I always liked kids and I had some thoughts about maybe becoming a teacher. My experience there as an aide and my own experience as a student as a youth reinforced the respect I have always had for teachers. Of course there are bad teachers, there are people in any occupation or public service that may have lost the will to produce their all or are just not nice people. What a job it is in today's world though, trying to give 35 kids speaking 8 languages the best education possible. All the ills of society are brought in to the classroom, broken homes, drug problems, just plain poverty and exhausted parent(s) working two jobs. I have a friend who teaches English to working class youth at a community college. She helps me, or if she has time, anyone who needs it and the love she has for her work can be seen in the passion when she's explaining what that dangling whatever means or why it is not best to put a preposition at the end of a sentence. Here is a video my friend sent me and it's a good one I think. Below it are two letters she received form students and that she treasures.

Dear Professor,

Thank you for being one of the best teacher I have met over the course of my education. Through primary school and middle school the focus of a lot of teachers has always been on the grades of their students and there was very little emphasis on their well-being otherwise. I grew up alone, surrounded by books and the Internet and I could never approach any of my teachers about anything, even though we were encouraged to was there a need. They were not helpful. They didn’t know how to deal with it effectively or how to deal with students effectively. You are the strongest, kindest and most beautiful woman I have ever met. I’ve never had a role model, but I eventually realized I want to be just like you as I grow older. I want to be knowledgeable.

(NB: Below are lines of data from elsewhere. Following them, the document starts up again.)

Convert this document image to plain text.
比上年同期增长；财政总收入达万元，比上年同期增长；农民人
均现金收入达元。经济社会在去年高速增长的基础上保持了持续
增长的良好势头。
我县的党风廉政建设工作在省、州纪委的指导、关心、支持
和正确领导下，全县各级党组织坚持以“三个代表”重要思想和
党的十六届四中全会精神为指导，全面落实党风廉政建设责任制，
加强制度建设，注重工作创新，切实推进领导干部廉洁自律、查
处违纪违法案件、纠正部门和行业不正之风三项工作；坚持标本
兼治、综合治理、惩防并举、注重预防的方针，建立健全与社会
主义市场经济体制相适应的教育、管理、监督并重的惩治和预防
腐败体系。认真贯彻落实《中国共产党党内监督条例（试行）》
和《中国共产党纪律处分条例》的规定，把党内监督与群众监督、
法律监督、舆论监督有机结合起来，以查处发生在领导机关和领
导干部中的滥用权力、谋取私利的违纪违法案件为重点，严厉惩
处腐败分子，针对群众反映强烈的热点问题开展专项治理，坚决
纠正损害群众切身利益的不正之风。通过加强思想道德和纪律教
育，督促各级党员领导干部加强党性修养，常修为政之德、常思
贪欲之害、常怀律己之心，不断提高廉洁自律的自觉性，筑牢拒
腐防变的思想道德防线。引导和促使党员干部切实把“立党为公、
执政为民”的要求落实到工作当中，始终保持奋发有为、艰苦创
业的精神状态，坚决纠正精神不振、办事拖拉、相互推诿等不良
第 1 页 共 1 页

I want to be well-read. I want to be kind and strong and independent. I want to realize that I don’t need the validation of a man, to understand that I don’t need the validation of anybody to be happy. This is a problem that I’ve struggled with constantly, having been bullied by males about my height and weight, but it was the section on women during class that allowed me to lift my head high and finally let go of the resentment that I harbored towards those boys. For the first time in a long while, I didn’t feel alone anymore. I knew I could talk to you if I had to, and that was all I needed—a parent figure who could comfort me and tell me everything was going to be alright and a person that I could talk to about anything. It was like I had gained a mother or an older sister—and I was glad, because my mother and I might as well be strangers. I ‘m glad you became a professor here. I’m glad I met you. Thank you for all your concern and help and time and effort, both inside and outside of classes. Sincerely, and with love .

From another student:
May we meet again someday in our lifetime so that you can see how much more knowledgeable and wiser I became thanks to the wisdom that you have passed down to me. Never more so than now that you have taught me that being my own self with my own ideas, personality and unique talents is the only thing that will help make me stand out in a crowd of thousands. Thank you for being the wonderful teacher that you are and please continue to inspire others like me out there in this small world of people who are “Waiting for Godot.”